Cr PSG-Lyon vu des tribunes 22/11/08
UN PUR MOMENT DE BONHEUR
Chronique ordinaire d’un samedi chargé. Dès le matin, il faut aller travailler, on a déjà eu l’occasion d’expliquer le pourquoi, n’est ce pas pour obtenir plus d’argent qui servira à assouvir cette passion qu’est le football et ses matchs aussi bien à domicile qu’à l’extérieur. En ces temps de crise, on est obligé de parler d’argent car bien que la passion n’a pas de prix quand elle nous rapproche du paradis, c’est bien d’en avoir un peu plus que son voisin.
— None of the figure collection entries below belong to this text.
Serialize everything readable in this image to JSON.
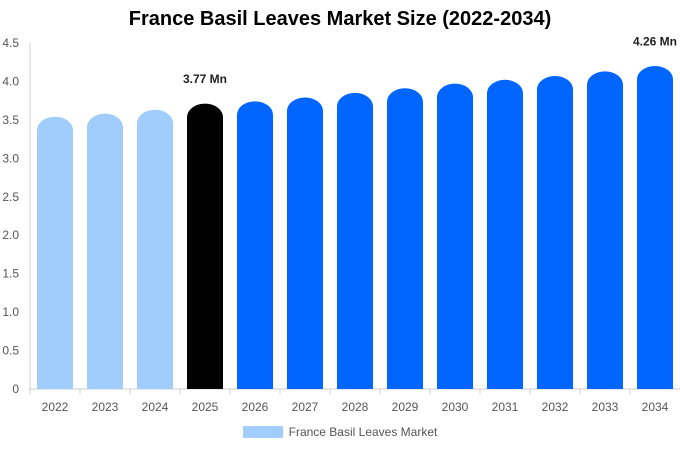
{
  "chart_data": {
    "type": "bar",
    "title": "France Basil Leaves Market Size (2022-2034)",
    "xlabel": "",
    "ylabel": "",
    "categories": [
      "2022",
      "2023",
      "2024",
      "2025",
      "2026",
      "2027",
      "2028",
      "2029",
      "2030",
      "2031",
      "2032",
      "2033",
      "2034"
    ],
    "series": [
      {
        "name": "France Basil Leaves Market",
        "values": [
          3.6,
          3.64,
          3.69,
          3.77,
          3.8,
          3.85,
          3.91,
          3.97,
          4.03,
          4.08,
          4.13,
          4.19,
          4.26
        ]
      }
    ],
    "ylim": [
      0,
      4.5
    ],
    "yticks": [
      "0",
      "0.5",
      "1.0",
      "1.5",
      "2.0",
      "2.5",
      "3.0",
      "3.5",
      "4.0",
      "4.5"
    ],
    "data_labels": [
      {
        "index": 3,
        "text": "3.77 Mn"
      },
      {
        "index": 12,
        "text": "4.26 Mn"
      }
    ],
    "bar_colors": {
      "historical": "#a0cdfb",
      "current": "#000000",
      "forecast": "#0066ff"
    },
    "historical_count": 3,
    "current_index": 3,
    "grid": false,
    "legend": {
      "position": "bottom",
      "label": "France Basil Leaves Market",
      "color": "#a0cdfb"
    }
  }
}
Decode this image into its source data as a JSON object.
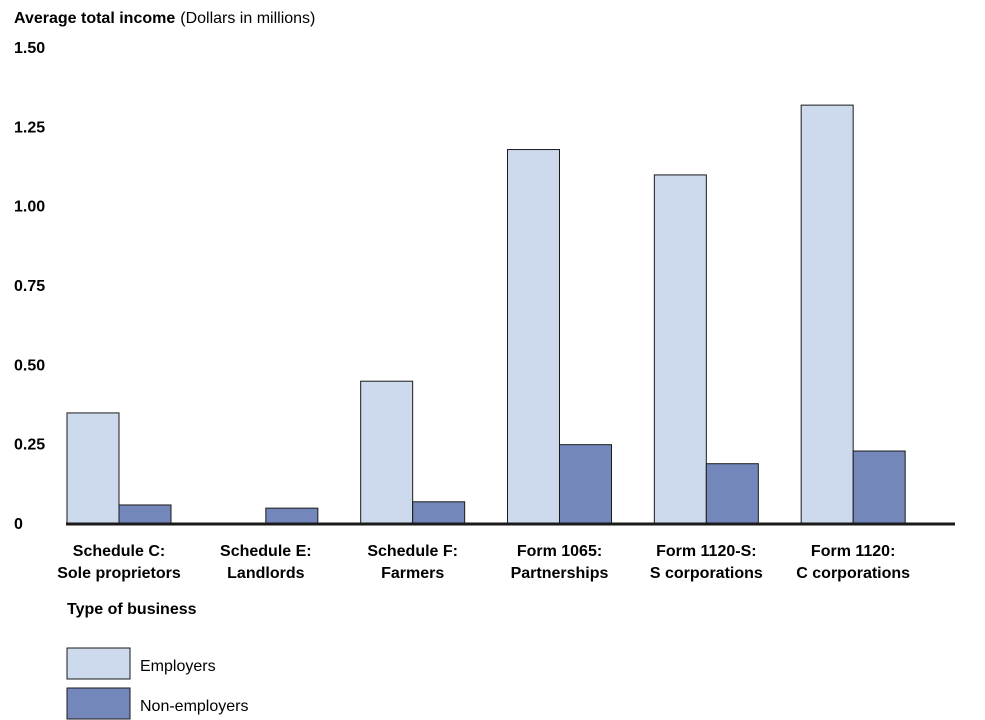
{
  "chart_data": {
    "type": "bar",
    "title": "Average total income",
    "title_unit": "(Dollars in millions)",
    "xlabel": "Type of business",
    "ylabel": "Average total income",
    "ylim": [
      0,
      1.5
    ],
    "yticks": [
      {
        "value": 0,
        "label": "0"
      },
      {
        "value": 0.25,
        "label": "0.25"
      },
      {
        "value": 0.5,
        "label": "0.50"
      },
      {
        "value": 0.75,
        "label": "0.75"
      },
      {
        "value": 1.0,
        "label": "1.00"
      },
      {
        "value": 1.25,
        "label": "1.25"
      },
      {
        "value": 1.5,
        "label": "1.50"
      }
    ],
    "categories": [
      [
        "Schedule C:",
        "Sole proprietors"
      ],
      [
        "Schedule E:",
        "Landlords"
      ],
      [
        "Schedule F:",
        "Farmers"
      ],
      [
        "Form 1065:",
        "Partnerships"
      ],
      [
        "Form 1120-S:",
        "S corporations"
      ],
      [
        "Form 1120:",
        "C corporations"
      ]
    ],
    "series": [
      {
        "name": "Employers",
        "color": "#cdd9ec",
        "values": [
          0.35,
          0,
          0.45,
          1.18,
          1.1,
          1.32
        ]
      },
      {
        "name": "Non-employers",
        "color": "#7487bb",
        "values": [
          0.06,
          0.05,
          0.07,
          0.25,
          0.19,
          0.23
        ]
      }
    ],
    "grid": false,
    "legend_position": "bottom-left"
  }
}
Donc, on essaye de multiplier les heures supplémentaires, sans rentrer non plus dans l’excès. Heureusement tout se passe bien et on ne travaille que la matinée avec des horaires souples comme avant d’aller en déplacement au Havre. On file vers la capitale car on doit assouvir un autre rituel : le cinéma, autre passion aussi dévorante que le football. On a rendez vous avec un certain James Bond, vous connaissez, nul besoin de présentation ! La séance commence vers 17h15. Le cinéma choisi, le Grand REX.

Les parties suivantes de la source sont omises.